Der Begriff «Bürgerwehr» scheint in Polizeikreisen Unbehagen zu verbreiten. Weil es den Begriff «wehren» impliziert. Ein hierzulande unpopulärer Begriff. Und wenn man die Möglichkeiten der «Wehrbürger» in Betracht zieht, unpassend. Die Akteure der Ebikoner Freiwilligen Nachtwache dürfen so gut wie gar nichts. Nämlich höchstens einen eindeutigen Gesetzes- oder gar Einbrecher «mit der grösstmöglichen Milde» an der Flucht hindern. Und die Polizei zu rufen. Und mit dem Bärenspray gegen dunkle Gestalten vorgehen darf Roland Furrer auch nicht.

Auch wenn viele über die Ebikoner Nachtwache die Nase rümpfen oder sich in ablehnendes Schweigen hüllen – andere freuen sich offenbar über den dokumentierten Wehrwillen. «Ich habe viele sehr positive Kommentare erhalten. Auch am Arbeitsplatz», freut sich Roland Furrer. Ebikoner aus den beiden bewachten Quartieren Bühlrain und Rütimatt hätten ihm versichert, dass sie jetzt etwas besser schlafen könnten, wenn sie wüssten, dass er mit seinen Männern Wache schiebe. Auch die Liegenschaft des überfallenen Getränkehändlers behalten die Quartierwächter fortan im Auge. «Auf entsprechende Bitte und natürlich wie immer ehrenamtlich», betont Roland Furrer.

 

Weiterhin Einbrüche

Hat wenigstens der Medienrummel die Einbrecher vor der Wehrburg Ebikon abgeschreckt? Leider nicht. Die Frage nach der Anzahl Einbrüche während den vergangenen zehn Tagen in der Gemeinde Ebikon beantwortet Polizeisprecher Graf mit: «Fünf. Das liegt im Schnitt der anderen Gemeinden in dieser Jahreszeit.
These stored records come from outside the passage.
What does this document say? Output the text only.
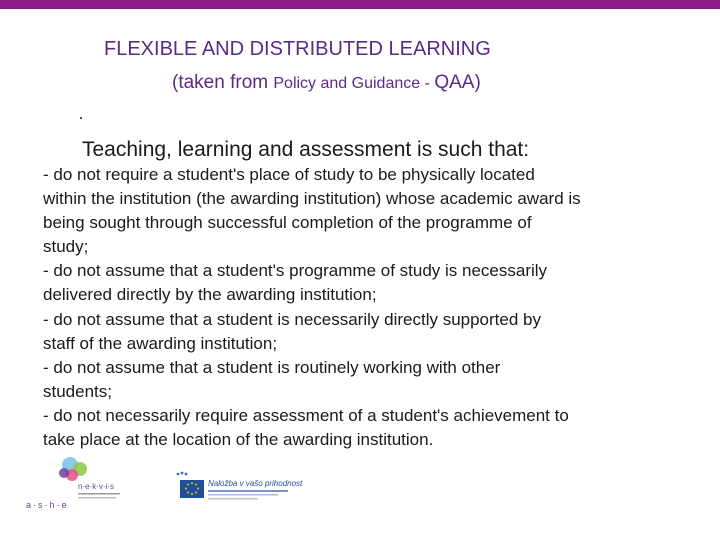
FLEXIBLE AND DISTRIBUTED LEARNING
(taken from Policy and Guidance - QAA)
Teaching, learning and assessment is such that:
- do not require a student's place of study to be physically located
within the institution (the awarding institution) whose academic award is
being sought through successful completion of the programme of
study;
- do not assume that a student's programme of study is necessarily
delivered directly by the awarding institution;
- do not assume that a student is necessarily directly supported by
staff of the awarding institution;
- do not assume that a student is routinely working with other
students;
- do not necessarily require assessment of a student's achievement to
take place at the location of the awarding institution.
n·e·k·v·i·s
a·s·h·e

Naložba v vašo prihodnost
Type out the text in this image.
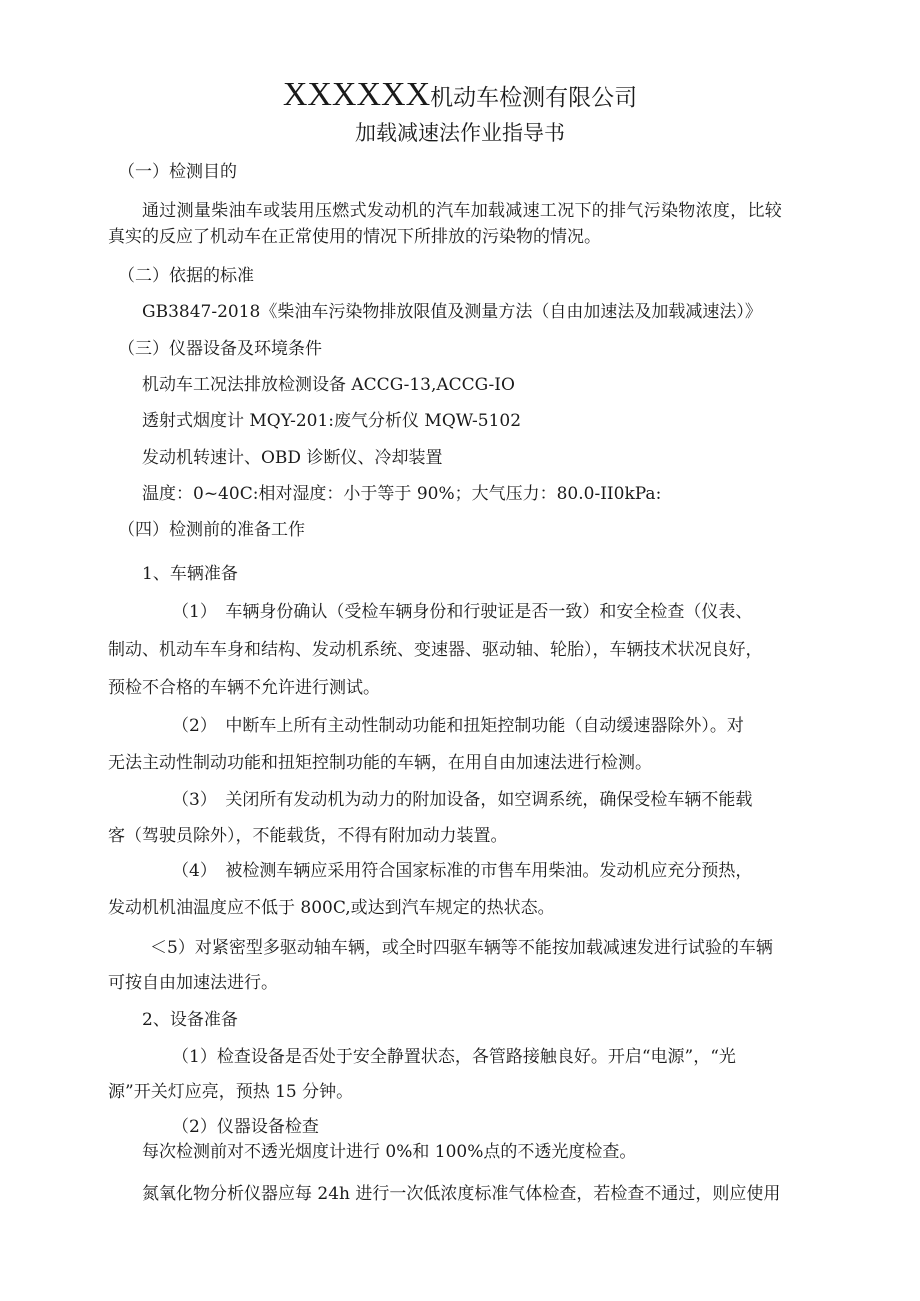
XXXXXX机动车检测有限公司
加载减速法作业指导书
（一）检测目的
通过测量柴油车或装用压燃式发动机的汽车加载减速工况下的排气污染物浓度，比较
真实的反应了机动车在正常使用的情况下所排放的污染物的情况。
（二）依据的标准
GB3847-2018《柴油车污染物排放限值及测量方法（自由加速法及加载减速法）》
（三）仪器设备及环境条件
机动车工况法排放检测设备 ACCG-13,ACCG-IO
透射式烟度计 MQY-201:废气分析仪 MQW-5102
发动机转速计、OBD 诊断仪、冷却装置
温度：0~40C:相对湿度：小于等于 90%；大气压力：80.0-II0kPa:
（四）检测前的准备工作
1、车辆准备
（1）　车辆身份确认（受检车辆身份和行驶证是否一致）和安全检查（仪表、
制动、机动车车身和结构、发动机系统、变速器、驱动轴、轮胎），车辆技术状况良好，
预检不合格的车辆不允许进行测试。
（2）　中断车上所有主动性制动功能和扭矩控制功能（自动缓速器除外）。对
无法主动性制动功能和扭矩控制功能的车辆，在用自由加速法进行检测。
（3）　关闭所有发动机为动力的附加设备，如空调系统，确保受检车辆不能载
客（驾驶员除外），不能载货，不得有附加动力装置。
（4）　被检测车辆应采用符合国家标准的市售车用柴油。发动机应充分预热，
发动机机油温度应不低于 800C,或达到汽车规定的热状态。
＜5）对紧密型多驱动轴车辆，或全时四驱车辆等不能按加载减速发进行试验的车辆
可按自由加速法进行。
2、设备准备
（1）检查设备是否处于安全静置状态，各管路接触良好。开启“电源”，“光
源”开关灯应亮，预热 15 分钟。
（2）仪器设备检查
每次检测前对不透光烟度计进行 0%和 100%点的不透光度检查。
氮氧化物分析仪器应每 24h 进行一次低浓度标准气体检查，若检查不通过，则应使用
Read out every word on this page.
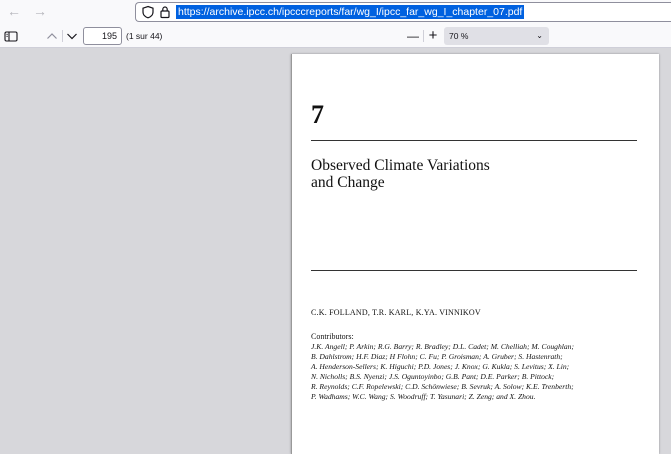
← →	https://archive.ipcc.ch/ipcccreports/far/wg_I/ipcc_far_wg_I_chapter_07.pdf
195	(1 sur 44)	— +	70 %	⌄
7
Observed Climate Variations
and Change
C.K. FOLLAND, T.R. KARL, K.YA. VINNIKOV
Contributors:
J.K. Angell; P. Arkin; R.G. Barry; R. Bradley; D.L. Cadet; M. Chelliah; M. Coughlan;
B. Dahlstrom; H.F. Diaz; H Flohn; C. Fu; P. Groisman; A. Gruber; S. Hastenrath;
A. Henderson-Sellers; K. Higuchi; P.D. Jones; J. Knox; G. Kukla; S. Levitus; X. Lin;
N. Nicholls; B.S. Nyenzi; J.S. Oguntoyinbo; G.B. Pant; D.E. Parker; B. Pittock;
R. Reynolds; C.F. Ropelewski; C.D. Schönwiese; B. Sevruk; A. Solow; K.E. Trenberth;
P. Wadhams; W.C. Wang; S. Woodruff; T. Yasunari; Z. Zeng; and X. Zhou.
Es könnten aber noch Nachmeldungen kommen». Und wie hat Roland Furrer den Medienrummel erlebt? «Ach – ich bin mir das gewohnt von den Anfängen vor einigen Jahren her. Da hat man auch landesweit wochenlang über uns geschrieben. Jetzt kommt eben eine zweite Welle», winkt er ab. Und plant schon seine nächsten Einsätze. «Sicher ist, bis über die Festtage sind wir täglich auf Patrouille», verspricht er. Und gönnt sich bei minus sieben Grad einige Züge an seinem Chrummen. Dessen Geruch sich weit in die eiskalte Winternacht verbreitet. Und auch wenn die Einbrecher – besonders jene mit intaktem Geruchssinn – seinem Hoheitsgebiet fernbleiben, so ist doch immer wieder für Abwechslung gesorgt. Am vergangenen Sonntagabend kam ein Team von Tele Züri. Am Dienstagabend der Reporter vom Rigi Anzeiger.